Intended Use: The AxSOS® Locked Plating System Line Extension of 4mm Locking Insert modifications do not alter the intended use of the predicate systems as cleared in their respective premarket notifications. The indications for use for the subject plates are provided below.
Indications:
The AxSOS Locked Plating System in the Stryker Locked Plating System is intended for use in long bone fracture fixation. The AxSOS Locked Plating System is indicated for fixation of long bone fractures including fractures of the distal radius, the proximal humerus, the distal tibia, proximal tibia, and the distal femur.
Summary of Technologies: The technological characteristics (material, design, sizes, and operational principles) of the AxSOS® Locked Plating 4.0mm Locking Inserts are similar or identical to the predicate device, K050512.

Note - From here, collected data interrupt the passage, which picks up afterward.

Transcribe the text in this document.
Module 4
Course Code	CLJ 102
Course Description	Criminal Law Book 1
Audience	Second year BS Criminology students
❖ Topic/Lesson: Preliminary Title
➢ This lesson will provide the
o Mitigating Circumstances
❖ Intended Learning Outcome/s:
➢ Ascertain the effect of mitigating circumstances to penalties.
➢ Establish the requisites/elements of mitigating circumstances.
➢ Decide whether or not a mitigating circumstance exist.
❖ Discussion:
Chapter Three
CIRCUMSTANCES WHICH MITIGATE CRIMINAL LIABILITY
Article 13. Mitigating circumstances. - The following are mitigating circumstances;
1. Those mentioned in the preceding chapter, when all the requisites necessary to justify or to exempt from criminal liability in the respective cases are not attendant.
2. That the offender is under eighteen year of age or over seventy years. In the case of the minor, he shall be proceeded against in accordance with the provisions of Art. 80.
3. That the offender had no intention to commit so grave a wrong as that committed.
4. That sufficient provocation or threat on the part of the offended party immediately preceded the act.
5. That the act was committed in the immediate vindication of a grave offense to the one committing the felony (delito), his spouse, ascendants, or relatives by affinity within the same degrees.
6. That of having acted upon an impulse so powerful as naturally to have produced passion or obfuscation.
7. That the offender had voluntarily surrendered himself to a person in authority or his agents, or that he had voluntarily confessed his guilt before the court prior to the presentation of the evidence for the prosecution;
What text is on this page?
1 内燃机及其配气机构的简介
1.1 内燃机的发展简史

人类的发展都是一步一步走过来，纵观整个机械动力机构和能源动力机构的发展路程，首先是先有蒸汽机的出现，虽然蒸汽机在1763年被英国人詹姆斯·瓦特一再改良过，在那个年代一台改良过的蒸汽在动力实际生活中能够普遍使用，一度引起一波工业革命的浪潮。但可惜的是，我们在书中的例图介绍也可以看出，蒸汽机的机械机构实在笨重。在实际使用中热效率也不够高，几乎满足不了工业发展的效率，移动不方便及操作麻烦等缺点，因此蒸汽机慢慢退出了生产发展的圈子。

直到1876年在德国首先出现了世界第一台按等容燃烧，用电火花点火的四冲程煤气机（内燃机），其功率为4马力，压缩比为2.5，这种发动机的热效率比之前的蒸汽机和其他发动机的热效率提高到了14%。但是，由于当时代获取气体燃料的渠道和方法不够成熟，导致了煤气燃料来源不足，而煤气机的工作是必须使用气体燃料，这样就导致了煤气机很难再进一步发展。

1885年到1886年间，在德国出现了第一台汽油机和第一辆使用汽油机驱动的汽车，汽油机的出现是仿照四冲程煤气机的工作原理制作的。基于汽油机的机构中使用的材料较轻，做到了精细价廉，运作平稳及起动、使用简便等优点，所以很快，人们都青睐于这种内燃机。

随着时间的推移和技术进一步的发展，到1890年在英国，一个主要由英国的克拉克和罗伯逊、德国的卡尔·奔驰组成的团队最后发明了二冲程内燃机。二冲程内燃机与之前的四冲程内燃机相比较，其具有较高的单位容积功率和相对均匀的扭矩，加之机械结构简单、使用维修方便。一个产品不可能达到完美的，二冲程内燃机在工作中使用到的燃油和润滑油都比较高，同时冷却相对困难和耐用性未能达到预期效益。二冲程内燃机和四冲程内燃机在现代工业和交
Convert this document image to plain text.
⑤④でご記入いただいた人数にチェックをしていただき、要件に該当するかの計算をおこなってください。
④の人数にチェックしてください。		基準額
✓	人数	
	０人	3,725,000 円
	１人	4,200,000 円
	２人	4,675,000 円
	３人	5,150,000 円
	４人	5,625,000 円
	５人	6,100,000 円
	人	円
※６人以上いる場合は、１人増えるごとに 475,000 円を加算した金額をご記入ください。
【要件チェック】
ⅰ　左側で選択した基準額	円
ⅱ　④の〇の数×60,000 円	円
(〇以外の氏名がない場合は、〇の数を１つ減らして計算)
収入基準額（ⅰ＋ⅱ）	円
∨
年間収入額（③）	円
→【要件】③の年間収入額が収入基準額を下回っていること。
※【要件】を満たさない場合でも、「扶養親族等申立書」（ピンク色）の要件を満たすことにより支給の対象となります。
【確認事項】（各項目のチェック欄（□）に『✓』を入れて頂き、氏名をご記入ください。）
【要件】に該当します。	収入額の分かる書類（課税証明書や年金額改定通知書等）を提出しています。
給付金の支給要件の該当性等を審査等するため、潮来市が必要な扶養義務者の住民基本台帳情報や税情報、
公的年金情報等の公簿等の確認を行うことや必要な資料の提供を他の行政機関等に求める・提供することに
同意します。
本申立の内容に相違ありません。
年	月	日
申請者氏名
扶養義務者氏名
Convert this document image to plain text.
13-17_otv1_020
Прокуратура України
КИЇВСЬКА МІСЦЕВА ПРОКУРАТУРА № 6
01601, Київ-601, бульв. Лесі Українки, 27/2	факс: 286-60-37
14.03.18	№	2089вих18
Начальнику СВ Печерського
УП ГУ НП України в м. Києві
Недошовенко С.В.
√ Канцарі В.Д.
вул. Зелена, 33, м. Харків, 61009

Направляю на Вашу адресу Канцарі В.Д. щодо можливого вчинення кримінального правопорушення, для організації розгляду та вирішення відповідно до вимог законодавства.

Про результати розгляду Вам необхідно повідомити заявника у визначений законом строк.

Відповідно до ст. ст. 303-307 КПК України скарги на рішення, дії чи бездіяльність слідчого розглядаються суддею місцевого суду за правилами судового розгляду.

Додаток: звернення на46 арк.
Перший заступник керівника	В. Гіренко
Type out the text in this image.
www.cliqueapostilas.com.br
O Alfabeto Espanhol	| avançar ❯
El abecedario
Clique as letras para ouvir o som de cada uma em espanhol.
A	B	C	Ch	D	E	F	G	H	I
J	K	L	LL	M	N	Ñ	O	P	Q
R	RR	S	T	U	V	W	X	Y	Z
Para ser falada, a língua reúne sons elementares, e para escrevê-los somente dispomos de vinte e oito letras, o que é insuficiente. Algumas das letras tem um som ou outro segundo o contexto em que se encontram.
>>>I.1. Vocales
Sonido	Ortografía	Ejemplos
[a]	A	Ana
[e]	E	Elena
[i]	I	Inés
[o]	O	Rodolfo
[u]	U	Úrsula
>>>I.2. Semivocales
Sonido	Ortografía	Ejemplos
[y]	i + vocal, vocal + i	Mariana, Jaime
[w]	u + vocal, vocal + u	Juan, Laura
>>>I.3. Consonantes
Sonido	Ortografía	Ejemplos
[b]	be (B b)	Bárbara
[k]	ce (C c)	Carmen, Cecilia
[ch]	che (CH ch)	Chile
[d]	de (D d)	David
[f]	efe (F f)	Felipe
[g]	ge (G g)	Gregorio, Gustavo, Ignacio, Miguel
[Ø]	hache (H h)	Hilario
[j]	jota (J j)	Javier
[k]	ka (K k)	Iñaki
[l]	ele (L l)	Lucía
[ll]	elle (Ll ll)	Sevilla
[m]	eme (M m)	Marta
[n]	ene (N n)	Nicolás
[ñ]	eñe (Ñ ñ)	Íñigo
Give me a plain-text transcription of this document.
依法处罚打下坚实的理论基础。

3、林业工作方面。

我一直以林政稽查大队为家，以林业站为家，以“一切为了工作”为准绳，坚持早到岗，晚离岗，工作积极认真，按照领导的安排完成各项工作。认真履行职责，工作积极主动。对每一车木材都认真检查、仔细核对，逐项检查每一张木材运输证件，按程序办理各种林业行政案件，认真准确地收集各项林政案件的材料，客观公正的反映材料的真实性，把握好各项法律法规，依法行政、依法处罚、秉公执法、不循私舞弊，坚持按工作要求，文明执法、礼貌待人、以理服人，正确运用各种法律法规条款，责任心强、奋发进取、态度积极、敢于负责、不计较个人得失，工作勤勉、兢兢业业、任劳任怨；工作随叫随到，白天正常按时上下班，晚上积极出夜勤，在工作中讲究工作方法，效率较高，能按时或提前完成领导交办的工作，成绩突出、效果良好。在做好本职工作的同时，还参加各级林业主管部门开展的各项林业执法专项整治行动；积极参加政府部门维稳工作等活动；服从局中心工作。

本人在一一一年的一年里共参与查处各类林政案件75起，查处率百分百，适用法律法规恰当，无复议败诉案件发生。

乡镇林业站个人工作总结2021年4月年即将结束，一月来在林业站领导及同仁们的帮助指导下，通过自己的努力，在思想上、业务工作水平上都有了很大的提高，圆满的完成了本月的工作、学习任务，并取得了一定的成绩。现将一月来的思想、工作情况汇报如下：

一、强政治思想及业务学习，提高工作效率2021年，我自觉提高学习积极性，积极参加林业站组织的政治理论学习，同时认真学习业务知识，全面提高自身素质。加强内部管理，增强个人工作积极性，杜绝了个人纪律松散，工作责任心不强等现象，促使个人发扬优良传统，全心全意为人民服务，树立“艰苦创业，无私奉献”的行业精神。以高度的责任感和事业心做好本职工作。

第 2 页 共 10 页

Non-Clinical Testing: Non-clinical laboratory testing was performed to determine substantial equivalence. The following mechanical/functional testing was performed: insertion force, screw insertion, push out, torsion, bending, and fatigue. The testing demonstrated that the AxSOS® Locked Plating 4.0mm Locking Inserts met performance requirements and are as safe and effective as their predicates.
Clinical Testing: None provided as a basis for substantial equivalence
Conclusion:
The AxSOS® Locked Plating 4.0mm Locking Inserts is substantially equivalent to the predicate devices identified in this pre-market notification.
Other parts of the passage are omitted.